Concerning the decisions about the creative writing program, T. Carter Ross, secretary of the PTSO and parent of a daughter in the program, said, “I’m glad PGCPS slowed down and reevaluated their decision. Having a curriculum that aligns with state standards isn’t something anyone opposed, so it’s good that we now have a path forward that preserves the creative writing major and creates a framework that would allow a creative writing major to be offered at other schools.” He added, “Ideally, as they go about this process, greater consideration can be given to expanding the creative writing opportunities both as a high school-level major and as an elective across all PGCPS schools.”
Kate Murray, a vice president of the PTSO, had a concern that there could be fewer applicants to the creative writing program for the 2017-2018 school year because “the program was still in jeopardy during the application process.”
Ross noted “a slight concern” that the need to fit the creative writing program into MSDE theatre standards could “unnecessarily constrain the creative writing major.” He continued, “creative writing as a discipline sits somewhere between English language arts and fine arts, which makes it hard to shoehorn into one or the other. At this point, I’m trusting those involved with writing the curriculum, include Ms.[Saralyn] Trainor, who’s overseen both the creative writing and theatre majors at HMS, to be able to thread the needle.”
Orla Collins, an HMS eighth-grader who is in her second year of the creative writing program and is the president of the SGA, said, “I’m very glad that they decided to continue the program. Creative writing is a valuable asset to our school. It attracts focused students yearly, and we have a unique presence in the school.” She cited creating a writing portfolio and participating in the PGCPS Write-A-Book as important elements of the current major for her.
Ross noted that HMS produced four first-place, four second-place, and one third-place winners in PGCPS’s 40th annual Write-A-Book contest. Murray noted that the creative writing program held a Poetry Cafe night and created a literary magazine this school year.
And it seems that there has already been some crossover work between the creative writing program and performance-based arts. Murray described how theatre students performed skits that were written by creative writing students. Additionally, HMS student Alexa Figueroa won Best Middle School Documentary in this year’s PGCPS Film Festival for her documentary #savecreativewriting on the threat of losing the creative writing program at HMS.
Collins said, “Through the campaign I have learned that if you make enough noise, people will listen. I think I’ve also learned that things won’t change unless we speak out against what we find unfair.”

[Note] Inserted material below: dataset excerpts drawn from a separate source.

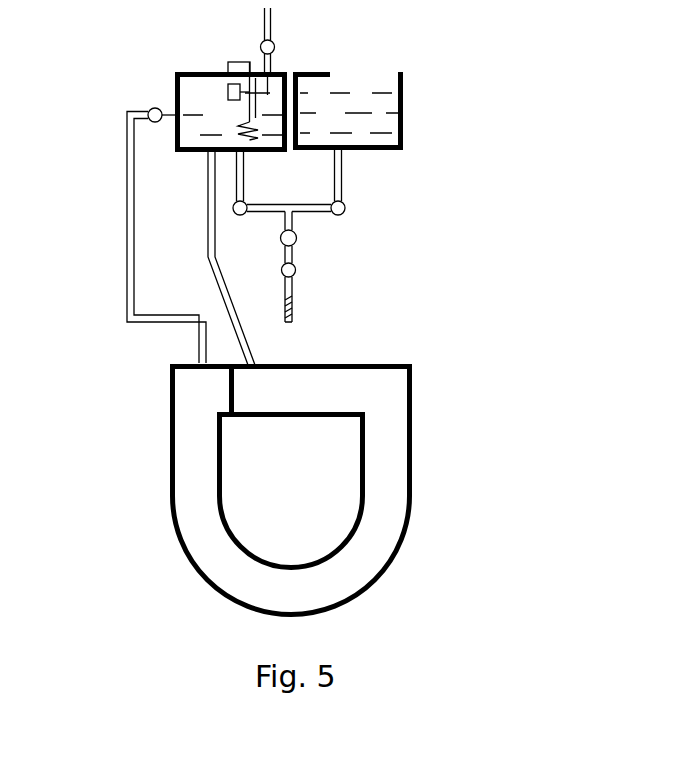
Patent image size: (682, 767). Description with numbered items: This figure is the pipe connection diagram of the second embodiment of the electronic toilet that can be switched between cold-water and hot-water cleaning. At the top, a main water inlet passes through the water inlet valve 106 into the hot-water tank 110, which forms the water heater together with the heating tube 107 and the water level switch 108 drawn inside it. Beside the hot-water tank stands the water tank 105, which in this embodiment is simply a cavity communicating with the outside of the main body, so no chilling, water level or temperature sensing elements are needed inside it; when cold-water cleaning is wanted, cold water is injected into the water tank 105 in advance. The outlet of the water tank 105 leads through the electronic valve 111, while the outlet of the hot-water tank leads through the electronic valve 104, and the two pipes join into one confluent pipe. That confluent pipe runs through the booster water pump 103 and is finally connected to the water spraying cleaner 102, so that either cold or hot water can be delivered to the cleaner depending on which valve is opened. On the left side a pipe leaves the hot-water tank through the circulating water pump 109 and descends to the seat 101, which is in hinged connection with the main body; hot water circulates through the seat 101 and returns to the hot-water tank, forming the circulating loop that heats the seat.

The seat 101 is at (381, 482).
The water spraying cleaner 102 is at (294, 293).
The booster water pump 103 is at (298, 238).
The electronic valve 104 is at (233, 206).
The water tank 105 is at (405, 88).
The water inlet valve 106 is at (259, 46).
The heating tube 107 is at (245, 63).
The water level switch 108 is at (227, 90).
The circulating water pump 109 is at (147, 113).
The first water tank 110 is at (172, 138).
The electronic valve 111 is at (346, 208).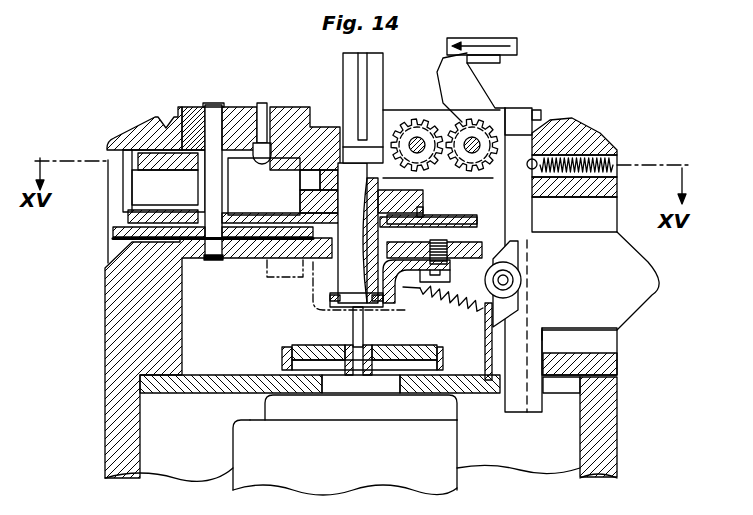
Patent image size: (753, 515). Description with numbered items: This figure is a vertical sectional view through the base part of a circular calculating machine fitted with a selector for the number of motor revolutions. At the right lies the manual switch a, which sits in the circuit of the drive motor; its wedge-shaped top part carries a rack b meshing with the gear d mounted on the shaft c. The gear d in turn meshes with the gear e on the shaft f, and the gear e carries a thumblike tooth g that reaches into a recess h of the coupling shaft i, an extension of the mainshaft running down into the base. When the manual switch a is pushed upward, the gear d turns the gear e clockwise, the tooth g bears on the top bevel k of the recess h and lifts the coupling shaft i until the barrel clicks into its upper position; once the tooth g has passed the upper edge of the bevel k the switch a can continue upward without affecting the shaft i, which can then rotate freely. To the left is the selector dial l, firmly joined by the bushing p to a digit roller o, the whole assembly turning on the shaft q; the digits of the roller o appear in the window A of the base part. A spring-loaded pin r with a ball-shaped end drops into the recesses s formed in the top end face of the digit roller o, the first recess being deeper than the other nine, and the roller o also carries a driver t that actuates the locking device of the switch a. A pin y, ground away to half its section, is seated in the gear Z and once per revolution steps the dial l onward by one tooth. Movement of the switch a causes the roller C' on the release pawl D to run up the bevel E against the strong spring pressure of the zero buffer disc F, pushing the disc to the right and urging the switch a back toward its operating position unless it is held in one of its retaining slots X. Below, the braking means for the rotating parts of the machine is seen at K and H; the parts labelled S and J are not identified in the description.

The housing cover S is at (157, 158).
The spring-loaded pin r is at (250, 126).
The driver t is at (268, 100).
The recess h is at (322, 153).
The top bevel k is at (338, 133).
The thumblike tooth g is at (378, 155).
The gear e is at (407, 128).
The shaft f is at (417, 137).
The gear d is at (470, 140).
The zero buffer disc F is at (518, 43).
The release pawl D is at (477, 90).
The shaft c is at (507, 120).
The rack b is at (531, 122).
The retaining slot X is at (572, 136).
The digit roller o is at (145, 185).
The bushing p is at (200, 190).
The recesses s is at (264, 186).
The window A is at (120, 212).
The selector dial l is at (110, 242).
The shaft q is at (214, 259).
The coupling shaft i is at (347, 278).
The gear Z is at (458, 217).
The pin y is at (447, 241).
The bevel E is at (505, 258).
The roller C' is at (525, 280).
The manual switch a is at (637, 268).
The braking means H is at (437, 348).
The braking means K is at (282, 357).
The bushing J is at (492, 357).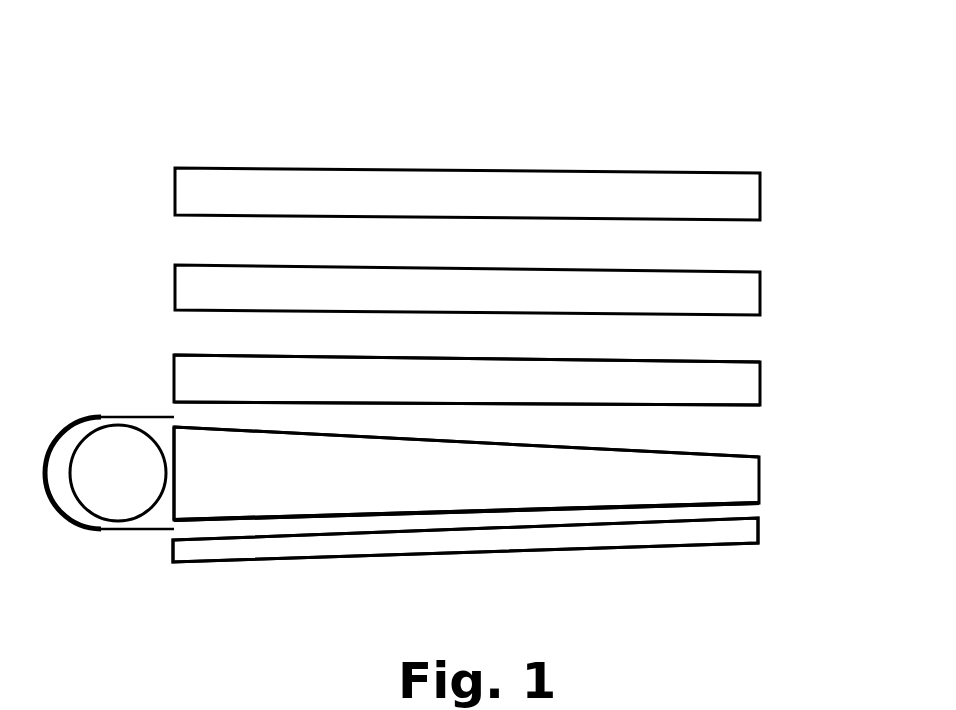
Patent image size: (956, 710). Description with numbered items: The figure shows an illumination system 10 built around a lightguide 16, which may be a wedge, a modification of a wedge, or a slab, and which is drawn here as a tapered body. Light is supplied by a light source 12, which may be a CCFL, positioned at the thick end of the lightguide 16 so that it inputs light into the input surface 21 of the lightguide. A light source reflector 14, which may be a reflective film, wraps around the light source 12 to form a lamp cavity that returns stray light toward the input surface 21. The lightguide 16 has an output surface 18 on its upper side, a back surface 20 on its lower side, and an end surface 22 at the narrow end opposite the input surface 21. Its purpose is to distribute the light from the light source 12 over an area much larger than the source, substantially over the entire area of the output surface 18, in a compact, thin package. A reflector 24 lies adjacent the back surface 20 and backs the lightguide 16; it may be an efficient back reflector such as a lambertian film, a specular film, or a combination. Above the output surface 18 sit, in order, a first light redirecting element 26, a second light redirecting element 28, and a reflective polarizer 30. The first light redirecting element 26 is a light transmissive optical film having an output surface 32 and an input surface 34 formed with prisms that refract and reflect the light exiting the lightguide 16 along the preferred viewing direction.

The illumination system 10 is at (703, 120).
The light source 12 is at (122, 508).
The light source reflector 14 is at (62, 513).
The lightguide 16 is at (562, 490).
The output surface 18 is at (715, 452).
The back surface 20 is at (702, 507).
The input surface 21 is at (173, 510).
The end surface 22 is at (758, 477).
The reflector 24 is at (417, 555).
The first light redirecting element 26 is at (742, 383).
The second light redirecting element 28 is at (742, 293).
The reflective polarizer 30 is at (742, 198).
The output surface 32 is at (720, 361).
The input surface 34 is at (730, 405).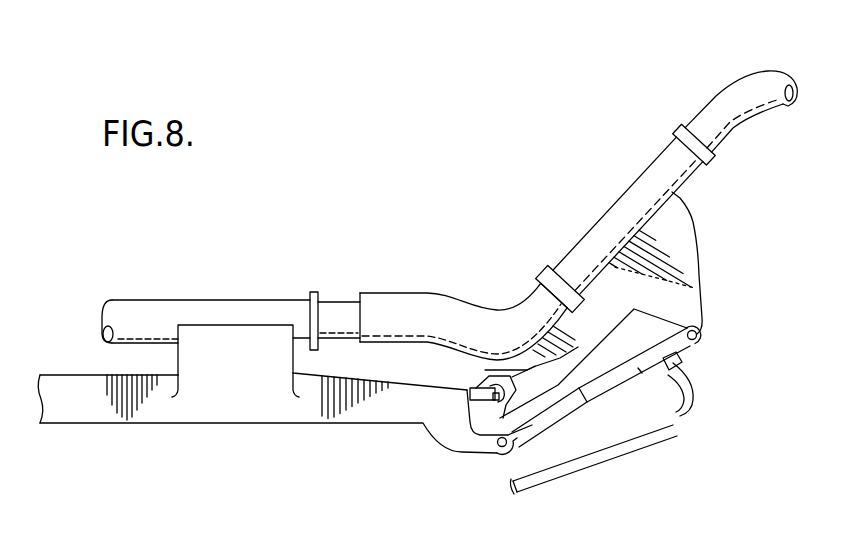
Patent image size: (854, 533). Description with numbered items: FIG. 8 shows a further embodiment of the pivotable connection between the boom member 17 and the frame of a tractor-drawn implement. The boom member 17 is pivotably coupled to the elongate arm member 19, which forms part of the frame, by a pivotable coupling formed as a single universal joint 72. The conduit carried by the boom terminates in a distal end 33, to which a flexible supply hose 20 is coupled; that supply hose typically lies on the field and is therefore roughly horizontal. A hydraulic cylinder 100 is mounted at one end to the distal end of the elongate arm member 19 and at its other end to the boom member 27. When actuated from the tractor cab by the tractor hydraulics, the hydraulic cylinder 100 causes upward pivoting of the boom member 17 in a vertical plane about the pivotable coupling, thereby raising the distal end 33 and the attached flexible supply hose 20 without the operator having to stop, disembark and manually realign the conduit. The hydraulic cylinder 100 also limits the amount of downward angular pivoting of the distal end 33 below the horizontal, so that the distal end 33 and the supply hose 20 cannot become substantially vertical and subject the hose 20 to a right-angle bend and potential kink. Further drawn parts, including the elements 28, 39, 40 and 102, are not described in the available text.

The boom member 17 is at (597, 342).
The elongate arm member 19 is at (217, 412).
The flexible supply hose 20 is at (742, 99).
The boom member 27 is at (678, 247).
The pipe mounting bracket 28 is at (527, 383).
The distal end of conduit means 33 is at (641, 197).
The elbow pipe section 39 is at (415, 300).
The horizontal pipe 40 is at (212, 310).
The universal joint 72 is at (473, 451).
The hydraulic cylinder 100 is at (696, 397).
The hydraulic line 102 is at (610, 447).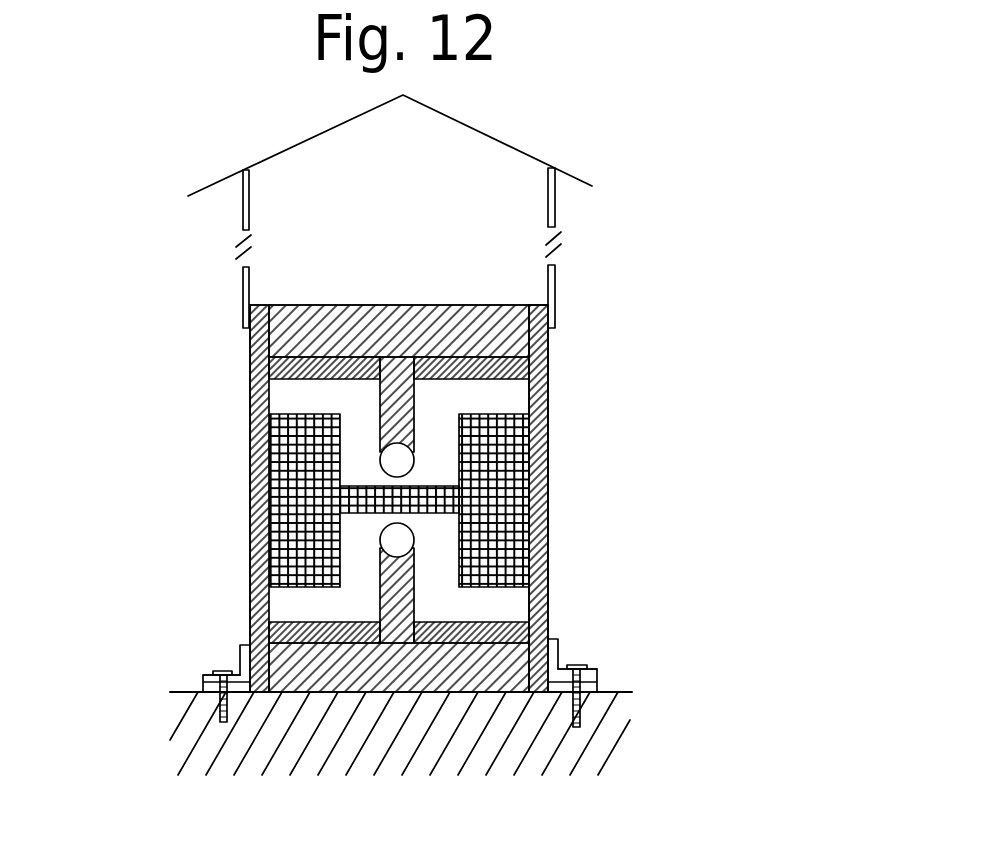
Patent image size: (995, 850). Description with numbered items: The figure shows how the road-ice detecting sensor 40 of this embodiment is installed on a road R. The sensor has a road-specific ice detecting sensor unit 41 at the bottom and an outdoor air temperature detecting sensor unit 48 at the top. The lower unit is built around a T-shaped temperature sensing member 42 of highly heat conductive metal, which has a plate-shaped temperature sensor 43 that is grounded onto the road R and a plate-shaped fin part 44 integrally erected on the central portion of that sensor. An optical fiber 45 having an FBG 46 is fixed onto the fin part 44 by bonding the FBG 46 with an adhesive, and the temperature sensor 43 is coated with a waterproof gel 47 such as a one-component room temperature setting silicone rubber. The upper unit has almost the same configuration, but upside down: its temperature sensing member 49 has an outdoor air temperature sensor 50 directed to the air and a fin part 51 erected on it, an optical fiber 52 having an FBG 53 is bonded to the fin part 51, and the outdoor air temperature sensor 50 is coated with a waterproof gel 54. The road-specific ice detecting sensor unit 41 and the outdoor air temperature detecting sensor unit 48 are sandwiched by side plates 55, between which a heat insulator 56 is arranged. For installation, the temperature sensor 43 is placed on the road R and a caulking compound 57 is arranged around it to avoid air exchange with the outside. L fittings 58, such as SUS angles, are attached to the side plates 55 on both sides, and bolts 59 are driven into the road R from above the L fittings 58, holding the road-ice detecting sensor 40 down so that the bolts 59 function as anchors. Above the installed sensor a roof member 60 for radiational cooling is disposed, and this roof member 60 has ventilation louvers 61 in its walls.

The road-ice detecting sensor 40 is at (454, 286).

Blocker agreed, saying that if parents, students, or the community sees something unfair or unjust, “the school system is not perfect … If you advocate and speak up, the school system will have to listen to you.” Blocker expressed his hope that if another course needs to be aligned with, or eliminated because of, MSDE standards, the school system would be transparent and proactive, contacting the school community first.
During the March 21 BOE meeting, BOE member, Raaheela Ahmed (District 5) said, “I wanted to thank the HMS community and Mr. [Juwan] Blocker for their efforts and diligence in fighting for this program.” She continued,“ I’m really proud of the grassroots activism that y’all took to preserve the program, and I don’t know if we would’ve got this result without it. So kudos to you Mr. Blocker and kudos to you the HMS community as well for their diligence in standing up for what they want.”